Reconciliation Areas Experience workshop

The workshop was held to read the results of the national reconciliation agreements in a number of regions with the aim of benefiting from their results and moving to build a reconciliation process that restores communication between all the people of Syria, regardless of their orientations and affiliations.


War puts us in direct confrontation with our problems and crises, so we start looking for various means to try to restore life to the affected areas.

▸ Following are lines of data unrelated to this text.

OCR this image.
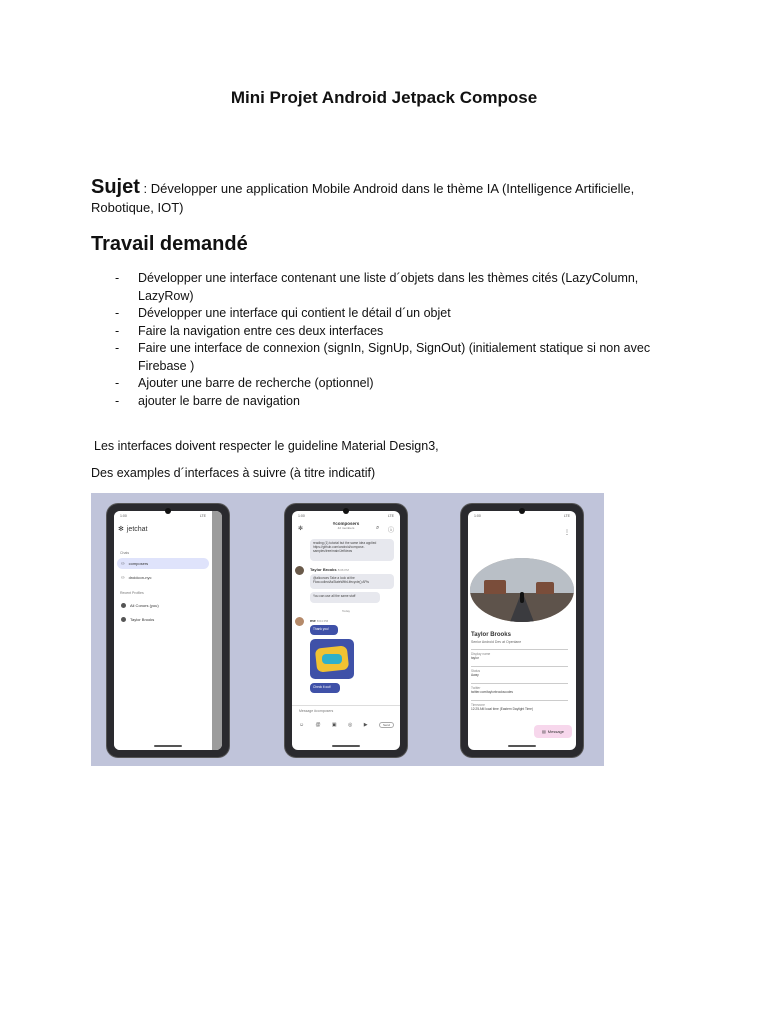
Mini Projet Android Jetpack Compose
Sujet : Développer une application Mobile Android dans le thème IA (Intelligence Artificielle, Robotique, IOT)
Travail demandé
- Développer une interface contenant une liste d´objets dans les thèmes cités (LazyColumn, LazyRow)
- Développer une interface qui contient le détail d´un objet
- Faire la navigation entre ces deux interfaces
- Faire une interface de connexion (signIn, SignUp, SignOut) (initialement statique si non avec Firebase )
- Ajouter une barre de recherche (optionnel)
- ajouter le barre de navigation
Les interfaces doivent respecter le guideline Material Design3,
Des examples d´interfaces à suivre (à titre indicatif)
1:00	LTE
✻ jetchat
Chats
⚇ composers
⚇ droidcon-nyc
Recent Profiles
Ali Conors (you)
Taylor Brooks
1:00	LTE
✻
#composers
42 members	⌕ ⓘ
reading (1) tutorial but the same idea applied https://github.com/android/compose-samples/tree/main/JetNews
Taylor Brooks 8:06 PM
@aliconors Take a look at the Flow.collectAsStateWithLifecycle() APIs
You can use all the same stuff
Today
me 8:04 PM
Thank you!
Check it out!
Message #composers
☺ @ ▣ ◎ ▶	Send
1:00	LTE
⋮
Taylor Brooks
Senior Android Dev at Openlane
Display name
taylor
Status
Away
Twitter
twitter.com/taylorbrookscodes
Timezone
12:25 AM local time (Eastern Daylight Time)
▤ Message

Local agreements have always been a milestone in the course of the Syrian war, as they were a primary means to end the military presence of armed groups and thus return institutions and stability to areas that have gone out of state control.

Based on the fact that comprehensive national reconciliation is the main goal of any work, the Nation Building Movement organized a two-day workshop on March 24-25, 2018, on the experiences of reconciliation areas, with the aim of beginning to read the results of these local agreements, with their positives and negatives, with technical experts, activists, community leaders, and members of the committees that made the agreements in a number of areas, with the aim of finding approaches to intervene and benefit from them, and thus moving to build a reconciliation process that restores communication between all the people of Syria, regardless of their orientations and affiliations, and also learning about the vision of the Ministry of National Reconciliation, its plan, and the efforts it has made in those areas.

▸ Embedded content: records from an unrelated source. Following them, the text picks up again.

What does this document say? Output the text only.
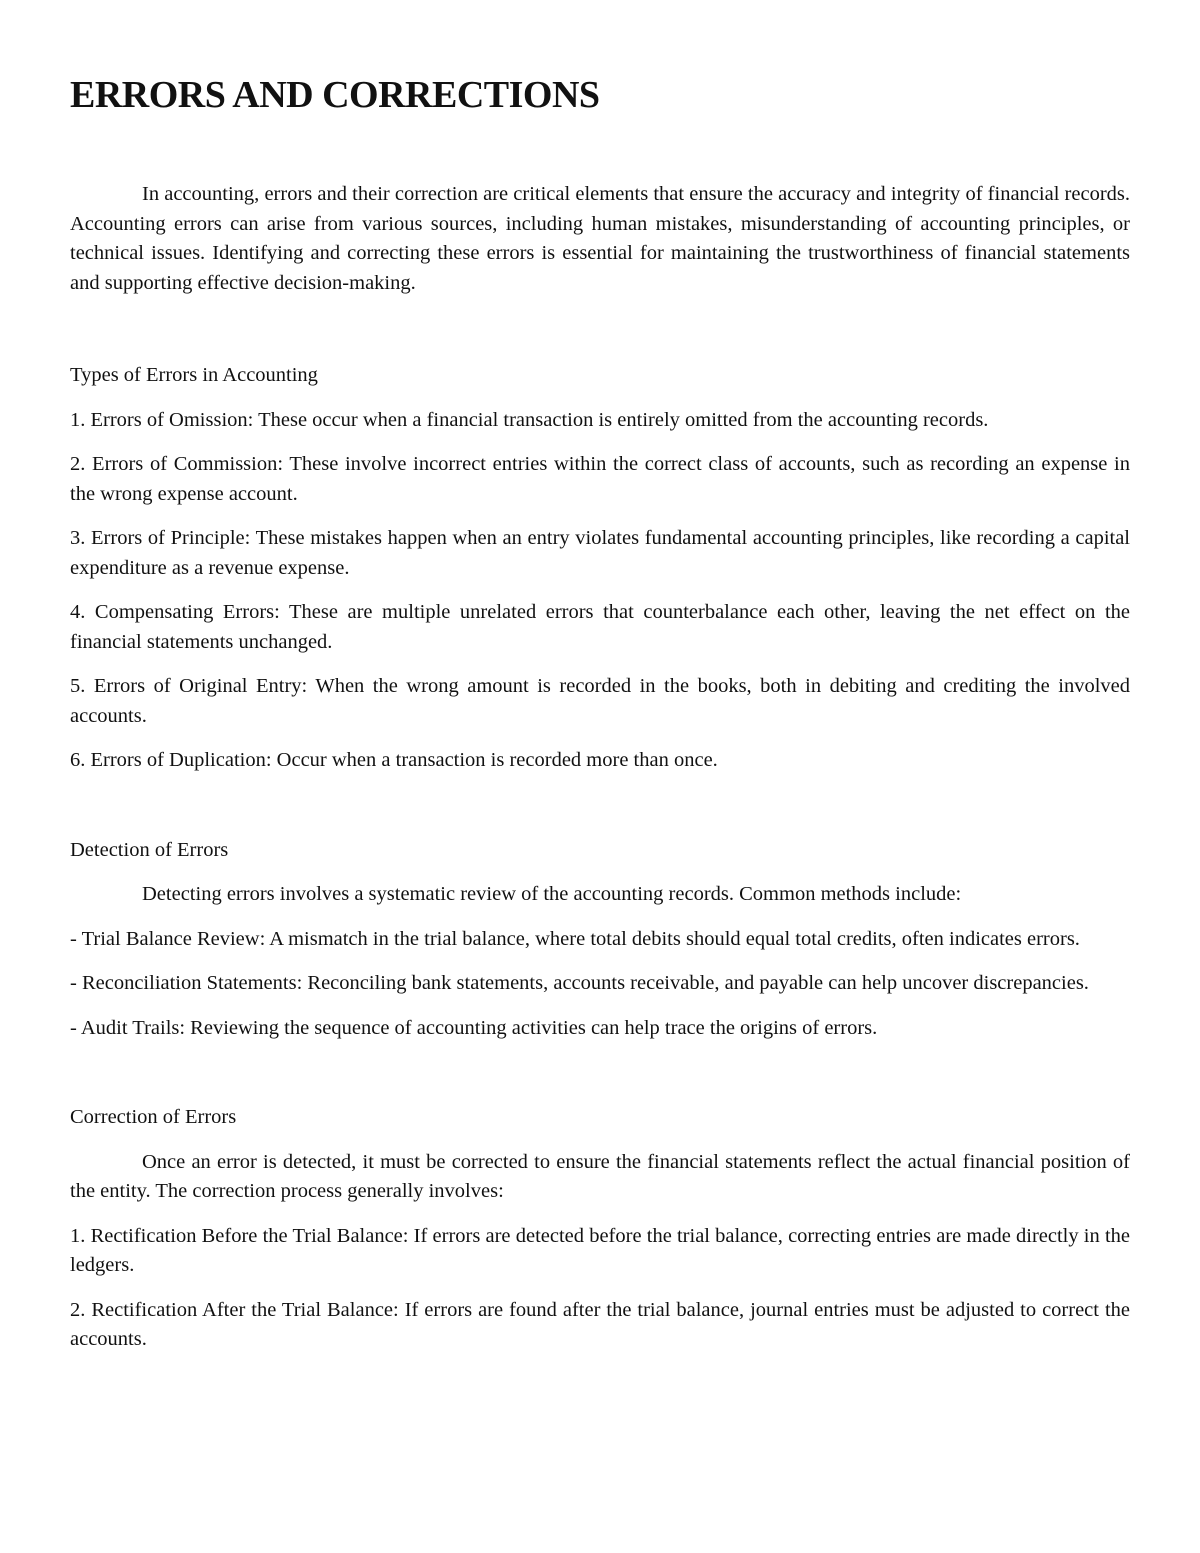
ERRORS AND CORRECTIONS

In accounting, errors and their correction are critical elements that ensure the accuracy and integrity of financial records. Accounting errors can arise from various sources, including human mistakes, misunderstanding of accounting principles, or technical issues. Identifying and correcting these errors is essential for maintaining the trustworthiness of financial statements and supporting effective decision-making.

Types of Errors in Accounting

1. Errors of Omission: These occur when a financial transaction is entirely omitted from the accounting records.

2. Errors of Commission: These involve incorrect entries within the correct class of accounts, such as recording an expense in the wrong expense account.

3. Errors of Principle: These mistakes happen when an entry violates fundamental accounting principles, like recording a capital expenditure as a revenue expense.

4. Compensating Errors: These are multiple unrelated errors that counterbalance each other, leaving the net effect on the financial statements unchanged.

5. Errors of Original Entry: When the wrong amount is recorded in the books, both in debiting and crediting the involved accounts.

6. Errors of Duplication: Occur when a transaction is recorded more than once.

Detection of Errors

Detecting errors involves a systematic review of the accounting records. Common methods include:

- Trial Balance Review: A mismatch in the trial balance, where total debits should equal total credits, often indicates errors.

- Reconciliation Statements: Reconciling bank statements, accounts receivable, and payable can help uncover discrepancies.

- Audit Trails: Reviewing the sequence of accounting activities can help trace the origins of errors.

Correction of Errors

Once an error is detected, it must be corrected to ensure the financial statements reflect the actual financial position of the entity. The correction process generally involves:

1. Rectification Before the Trial Balance: If errors are detected before the trial balance, correcting entries are made directly in the ledgers.

2. Rectification After the Trial Balance: If errors are found after the trial balance, journal entries must be adjusted to correct the accounts.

On the first day, the experiences of some regions that had experienced local agreements were reviewed, such as (Al-Tall, Homs, Aleppo, Barzeh, Daraya, etc.), and the factors that led to reaching these agreements and the necessary measures to be taken were discussed, as well as the negatives that accompanied the agreements and how to overcome them.

The second day was a dialogue about the reality of local administration, with the attendance of a number of city council members and mayors in a number of the areas under study. The available resources and capabilities were discussed, as well as who the active partners in this movement are, and the procedures and means adopted by these administrations in light of the state of war and lack of resources and the extent of the possibility of building on these experiences to empower administrative units in the future.

Solutions were also discussed through working groups that presented their vision for the solutions that must be taken to reach comprehensive national reconciliation in four basic points: local development, social cohesion, local administration, local community, and civil work. In order to set the broad outlines for starting to address these issues on the basis of the compatibility of the priorities and interests of Syrians within the homeland, state, and society.